A week ago, this column commented on the status of technical education in Rwanda. From the feedback received, it is only fair and just that we talk about the other side of the coin- higher/university education.
The simplest way to define higher education institutes/universities in Rwanda is that they offer degree certificates. However, just so that we are on the same page, let us define terms and put matters in a proper context. The word ‘University’ is derived from ‘universal’ which itself comes from ‘universe’ which mean earth, life, cosmos. Thus, university degree should be universal- it should be recognized worldwide as complete in fulfilling its objectives and at worst be at par with similar degrees from any other part of the globe- the universe. It must be competitive.
To fulfill these requirements, the education that leads to the degree certificate must be based on, not only academics, but also research and community involvement. These are the three missions of a university.

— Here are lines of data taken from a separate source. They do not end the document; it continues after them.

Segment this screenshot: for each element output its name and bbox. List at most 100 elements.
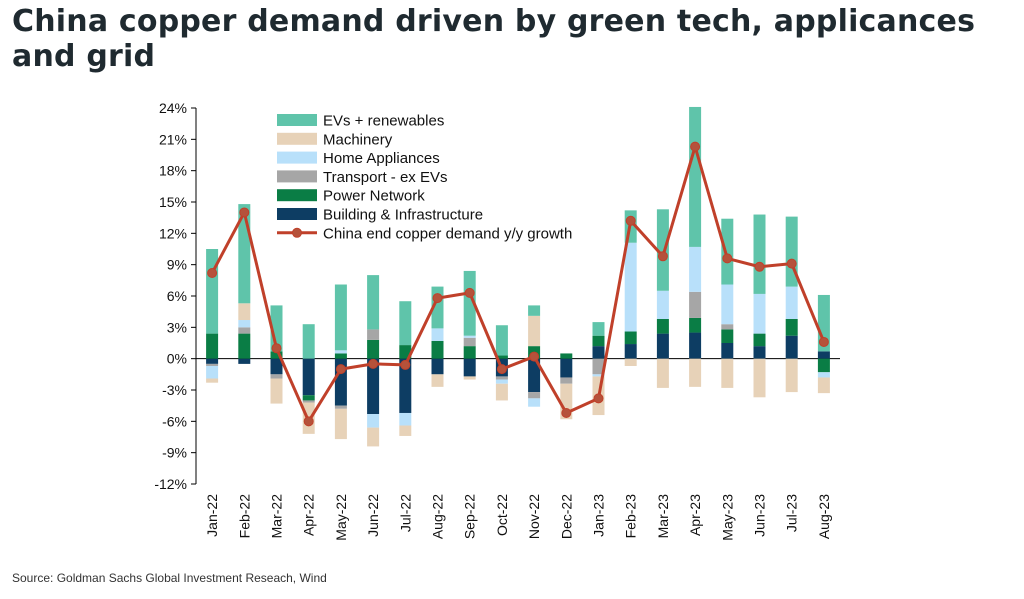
bar-segment — [592, 322, 605, 336]
bar-segment — [785, 358, 798, 393]
y-tick-label: 3% — [167, 319, 187, 335]
bar-segment — [495, 379, 508, 384]
bar-segment — [238, 333, 251, 359]
bar-segment — [624, 242, 637, 332]
bar-segment — [528, 315, 541, 347]
y-tick-label: -12% — [154, 476, 187, 492]
line-point — [818, 336, 829, 347]
bar-segment — [238, 327, 251, 334]
bar-segment — [785, 286, 798, 319]
bar-segment — [367, 414, 380, 428]
legend-label: Power Network — [323, 188, 425, 205]
bar-segment — [334, 408, 347, 440]
x-tick-label: Jul-22 — [397, 494, 413, 532]
page-title: China copper demand driven by green tech… — [12, 4, 976, 74]
bar-segment — [206, 333, 219, 359]
line-point — [303, 416, 314, 427]
bar-segment — [463, 376, 476, 380]
bar-segment — [270, 358, 283, 375]
bar-segment — [753, 346, 766, 359]
chart-line — [207, 141, 829, 427]
bar-segment — [817, 377, 830, 394]
bar-segment — [206, 378, 219, 383]
bar-segment — [206, 365, 219, 379]
bar-segment — [721, 284, 734, 325]
bar-segment — [302, 358, 315, 396]
x-tick-label: Dec-22 — [558, 494, 574, 539]
chart-axes: -12% -9% -6% -3% 0% 3% 6% 9% 12% 15% 18% 21% 24% Jan-… — [154, 100, 840, 541]
bar-segment — [689, 317, 702, 333]
bar-segment — [463, 337, 476, 347]
legend-swatch — [277, 114, 317, 126]
bar-segment — [721, 358, 734, 388]
line-point — [786, 258, 797, 269]
bar-segment — [817, 358, 830, 373]
x-tick-label: Feb-22 — [236, 494, 252, 539]
x-tick-label: Feb-23 — [623, 494, 639, 539]
bar-segment — [560, 353, 573, 359]
bar-segment — [656, 209, 669, 291]
bar-segment — [785, 335, 798, 359]
y-tick-label: -6% — [162, 413, 187, 429]
line-point — [593, 393, 604, 404]
bar-segment — [367, 427, 380, 447]
legend-swatch — [277, 151, 317, 164]
y-tick-label: 21% — [159, 131, 187, 147]
bar-segment — [689, 332, 702, 359]
bar-segment — [302, 400, 315, 403]
x-tick-label: Jan-23 — [591, 494, 607, 537]
x-tick-label: Mar-23 — [655, 494, 671, 539]
bar-segment — [528, 305, 541, 316]
bar-segment — [431, 340, 444, 359]
bar-segment — [270, 378, 283, 404]
bar-segment — [270, 351, 283, 359]
bar-segment — [334, 284, 347, 351]
bar-segment — [206, 363, 219, 366]
y-tick-label: 6% — [167, 288, 187, 304]
legend-label: Building & Infrastructure — [323, 207, 483, 224]
bar-segment — [334, 405, 347, 409]
bar-segment — [206, 249, 219, 334]
y-tick-label: -9% — [162, 445, 187, 461]
chart-bars — [206, 106, 830, 447]
legend-label: Home Appliances — [323, 150, 440, 167]
bar-segment — [367, 329, 380, 340]
bar-segment — [689, 291, 702, 318]
legend-swatch — [277, 189, 317, 202]
line-point — [432, 293, 443, 304]
x-tick-label: Jan-22 — [204, 494, 220, 537]
bar-segment — [592, 374, 605, 377]
x-tick-label: Apr-23 — [687, 494, 703, 536]
bar-segment — [399, 358, 412, 413]
bar-segment — [238, 303, 251, 321]
series-line — [210, 145, 826, 423]
bar-segment — [785, 318, 798, 336]
line-point — [271, 343, 282, 354]
bar-segment — [721, 218, 734, 285]
bar-segment — [817, 351, 830, 359]
line-point — [335, 364, 346, 375]
bar-segment — [528, 358, 541, 393]
chart: -12% -9% -6% -3% 0% 3% 6% 9% 12% 15% 18% 21% 24% Jan-… — [154, 100, 840, 541]
y-tick-label: 15% — [159, 194, 187, 210]
bar-segment — [206, 358, 219, 364]
bar-segment — [753, 214, 766, 294]
bar-segment — [656, 358, 669, 388]
bar-segment — [463, 358, 476, 377]
bar-segment — [431, 374, 444, 387]
x-tick-label: Sep-22 — [462, 494, 478, 539]
bar-segment — [238, 320, 251, 328]
bar-segment — [560, 358, 573, 378]
bar-segment — [721, 329, 734, 343]
x-tick-label: Jun-22 — [365, 494, 381, 537]
bar-segment — [689, 358, 702, 387]
bar-segment — [463, 270, 476, 336]
x-tick-label: Apr-22 — [301, 494, 317, 536]
x-tick-label: Jul-23 — [784, 494, 800, 532]
x-tick-label: Mar-22 — [269, 494, 285, 539]
line-point — [529, 351, 540, 362]
y-tick-label: 9% — [167, 257, 187, 273]
bar-segment — [367, 275, 380, 330]
legend-label: China end copper demand y/y growth — [323, 225, 572, 242]
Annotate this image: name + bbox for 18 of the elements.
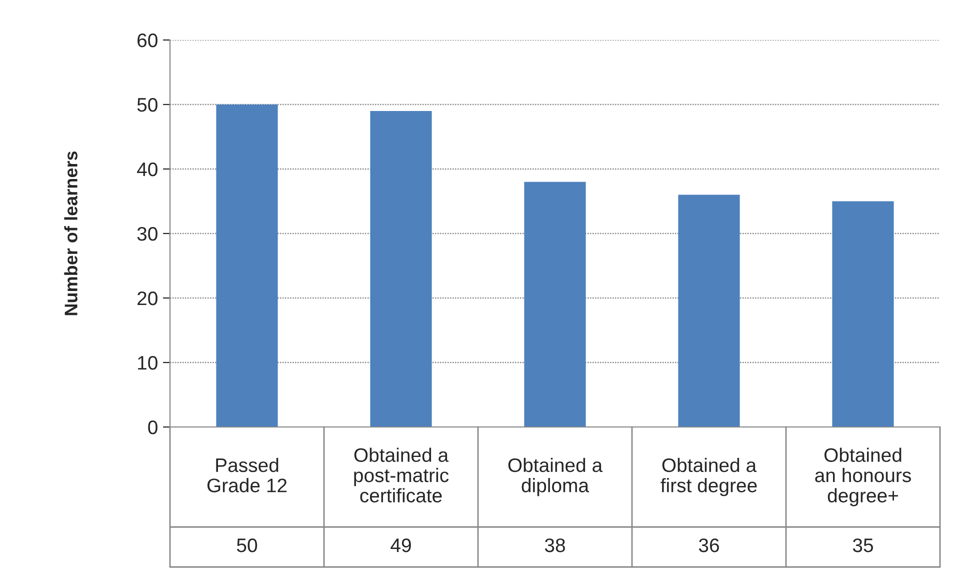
- y-tick-label: 10: [138, 356, 158, 370]
- data-label: 35: [852, 538, 873, 552]
- y-tick-label: 20: [138, 291, 158, 306]
- y-tick-label: 30: [137, 226, 158, 241]
- x-tick-label: Obtained a first degree: [660, 458, 757, 496]
- x-tick-label: Obtained a post-matric certificate: [354, 448, 449, 502]
- y-tick-label: 40: [137, 162, 158, 176]
- x-tick-label: Passed Grade 12: [207, 458, 287, 492]
- data-label: 49: [390, 538, 411, 552]
- data-label: 38: [544, 538, 565, 552]
- data-label: 36: [698, 538, 719, 552]
- y-tick-label: 0: [148, 420, 158, 434]
- y-tick-label: 50: [137, 98, 158, 112]
- y-tick-label: 60: [138, 33, 158, 48]
- x-tick-label: Obtained a diploma: [508, 458, 603, 496]
- y-axis-title: Number of learners: [64, 151, 78, 316]
- x-tick-label: Obtained an honours degree+: [815, 448, 911, 506]
- data-label: 50: [236, 538, 258, 552]
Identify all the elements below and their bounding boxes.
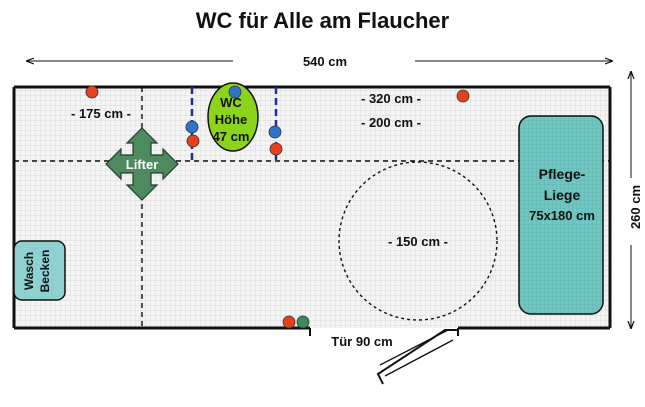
- red-button-icon: [186, 134, 200, 148]
- wc-label-1: WC: [220, 95, 242, 110]
- door-label: Tür 90 cm: [331, 334, 392, 349]
- red-button-icon: [456, 89, 470, 103]
- green-button-icon: [296, 315, 310, 329]
- turning-circle-label: - 150 cm -: [388, 234, 448, 249]
- blue-button-icon: [268, 125, 282, 139]
- wash-basin: Wasch Becken: [13, 240, 66, 301]
- width-dimension: 540 cm: [27, 54, 612, 69]
- turning-circle: [338, 161, 498, 321]
- walls: [12, 85, 612, 330]
- lifter-label: Lifter: [126, 157, 159, 172]
- wc-toilet: WC Höhe 47 cm: [207, 82, 259, 152]
- wash-basin-label-1: Wasch: [22, 252, 36, 290]
- height-dimension: 260 cm: [628, 72, 643, 328]
- buttons: [85, 85, 470, 329]
- red-button-icon: [282, 315, 296, 329]
- wc-label-3: 47 cm: [213, 129, 250, 144]
- blue-button-icon: [228, 85, 242, 99]
- page-title: WC für Alle am Flaucher: [195, 8, 450, 33]
- height-label: 260 cm: [628, 185, 643, 229]
- blue-button-icon: [185, 120, 199, 134]
- width-label: 540 cm: [303, 54, 347, 69]
- care-bed-label-2: Liege: [544, 187, 581, 203]
- right-span-top-label: - 320 cm -: [361, 91, 421, 106]
- door: Tür 90 cm: [309, 328, 459, 385]
- right-span-bottom-label: - 200 cm -: [361, 115, 421, 130]
- left-span-label: - 175 cm -: [71, 106, 131, 121]
- care-bed-label-1: Pflege-: [539, 166, 586, 182]
- red-button-icon: [269, 142, 283, 156]
- care-bed-label-3: 75x180 cm: [529, 208, 595, 223]
- red-button-icon: [85, 85, 99, 99]
- care-bed: Pflege- Liege 75x180 cm: [518, 115, 604, 315]
- room-floor: [14, 87, 610, 328]
- lifter: Lifter: [105, 127, 179, 201]
- wash-basin-label-2: Becken: [38, 250, 52, 293]
- wc-label-2: Höhe: [215, 112, 248, 127]
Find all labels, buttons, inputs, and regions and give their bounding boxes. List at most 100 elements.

Rwandan Universities do not do too badly on the academic front. In fact, it seems a foregone conclusion, erroneously, that this is the only mission that the university has. Why else would we be calling them the academia?
Research seems to be the bane of our university system. Mostly, this is presumed to be due to lack of funding.
This is not entirely true however. To properly engage in research as they should, university needs to proactively and innovatively pursue its third mission- community involvement. Universities have to engage with both public and private sectors in delivering their mandate. They have to drop the compartmentalized, atomistic thinking that they have.
If universities saw themselves more and more as a part of the communities that they live in, a part of the whole- they play their roles better. They would seek to engage the other parts. University of Rwanda’s College of Business and Economics, mercifully has began to do this. We congratulate them and urge them to keep engaging the society and other institutions as they have began.
Are our graduates universally competitive? The completely truthful answer is out there. I A scene from meeting between His Excellency the President, Paul Kagame, and students two or three years ago provided useful pointer. I listened to the deliberations over the radio. One question in particular caught my attention. A student asked that the President ensures that they get employment as it seems that employers did not prefer them. They sought protectionism. He got a long approving applause from his colleagues before his question was answered.
The President’s answer, was a fair and practical one; if they are competent he would be happy to ensure that they are employed.
Perhaps the students just suffered the jitters. I have with many local graduates who are quite competent. But as everyone knows the market rules. If, it is even remotely possible that employers would prefer other graduates over ours then we must get to work. We must know what needs to be fixed. In Rwanda, and indeed most African countries; it will most likely be an exposure problem. Many of our students are not exposed to the industries and are not up to date in the current trends in their areas.
The teaching methodologies have to change. Most university education in our parts is theory based. This has led to unfortunate practices like cramming and plagiarism which are only good if one is training parrots. They are indicators that the learners have not understood the very essence of their education. Theory should augment practice…no more. As Professor Jeffrey Sachs puts it they should see it, do it and teach it…much like the medical school training. Heads must compliment hands.
To achieve the level of practicality that universities need, a closer collaboration with Technical Vocational Education and Training (TVET) would be the best way to achieve quick wins. Ideally one can postulate that a TVET graduate who goes on to degree would be better at their field than a typical university graduate. They are more practical. Universities need to give their student a dose of this practical ‘TVET experience”
One other thing that needs review is our view of university education. The focus on the papers rather than the knowledge is misguided and hurts us badly. It makes graduates ‘paper tigers’… quite literally!
We can change the world, but first we must change our world by changing ourselves by improving how we do things.
The writer is a Project Management and Entrepreneurship Development Consultant based in Kigali.